Let’s move on to the data-level handling of time. There’s a major distinction to be made here between frame-based objects such as XY and Code and list-based objects such as Events.

Frame-based objects represent consistent signals that run through an entire segment, such as player positions. Each frame refers to all data at one particular point in time. All these objects are based on numpy's ndarrays, where the first dimenion always encodes the time dimension.

List-based objects are collections of events that can happen at any time (and any place). They are based on pandas' DataFrames.

Both categories are treated differently in the time dimension (see below), but there is one thing that unites them: All time references are always relative to the respective segment (with timestamps being the exception to the rule).


As events occur irregularly throughout a segment, each event needs to carry information as to when it took place. There are multiple ways to do it, for example by timestamps or the time on the scoreboard (e.g. ‘35:12’). Accordingly, you will find {"timestamp", "minute", "second"} in the list of protected columns. However, these are merely added for convenience, the single time-identifier we rely on is the gameclock, which measures the elapsed time since the segment started in seconds.

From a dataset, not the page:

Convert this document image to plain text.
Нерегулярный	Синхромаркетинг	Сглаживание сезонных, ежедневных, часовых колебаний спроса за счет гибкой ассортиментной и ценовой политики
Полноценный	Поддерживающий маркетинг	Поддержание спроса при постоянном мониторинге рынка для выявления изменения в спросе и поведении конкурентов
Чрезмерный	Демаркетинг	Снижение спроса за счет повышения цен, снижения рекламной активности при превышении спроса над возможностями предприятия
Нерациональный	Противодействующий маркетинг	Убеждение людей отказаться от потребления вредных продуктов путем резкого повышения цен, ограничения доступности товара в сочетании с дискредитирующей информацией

The reason for this choice is that time on the scoreboard is problematic due to stoppage time. In some sports such as football, the referee deliberatly adds a couple of minutes to the playing time. Quite commonly, this is denoted as something like ‘45:00+01:32’, but it does not have to be, sometimes it’s just ‘46:32’. That’s not an ideal format for implemenation, and we refuse to adapt the entire code to deal with this. Irrespective of first half extra time, the second half will start again at ‘45:00’, leading to potentially ambiguous timestamps such as ‘46:32’.

Timestamps are problematic due to their absolute nature. They’re great for parsing, or link and sync data-level objects. But they’re really not helpful for finding out when an event happend during the game unless you know the timestamp of the segment start. Unfortunately, that’s not always the case, as some data providers do not provide timestamps. Plus, the vast majority of data manipulation algorithms rely on relative rather than absolute timings, so we wan’t to avoid the hassle of computing timedeltas all over the place.


We use the built-in datetime objects to handle timestamps, but only if they are aware, i.e. timezone information is provided. Some providers use local time-zones when coding these, others always use UTC. So unaware timezones can quickly become a problem. For timezone handling, we use the pytz package.


Frame-based objects depend on a framerate, which is an attribute in the respective classes. The frame rate denotes the number of frames per second, and typically ranges from one up to a hundred for tracking data. It is important to know for every analysis that is time-sensitive. Each frame thus has a frame number, which can be used for indexing.

We decided that the frame number suffices as the only reference for time in frame-based objects. There are no timestamps or other time information attached to single frames. Instead, the timestamp of a frame is implicitly encoded by its index position in the array. For example, tracking data stored in a XY object is encoded as a big array where rows are frames, and columns are player’s x- and y-coordinates.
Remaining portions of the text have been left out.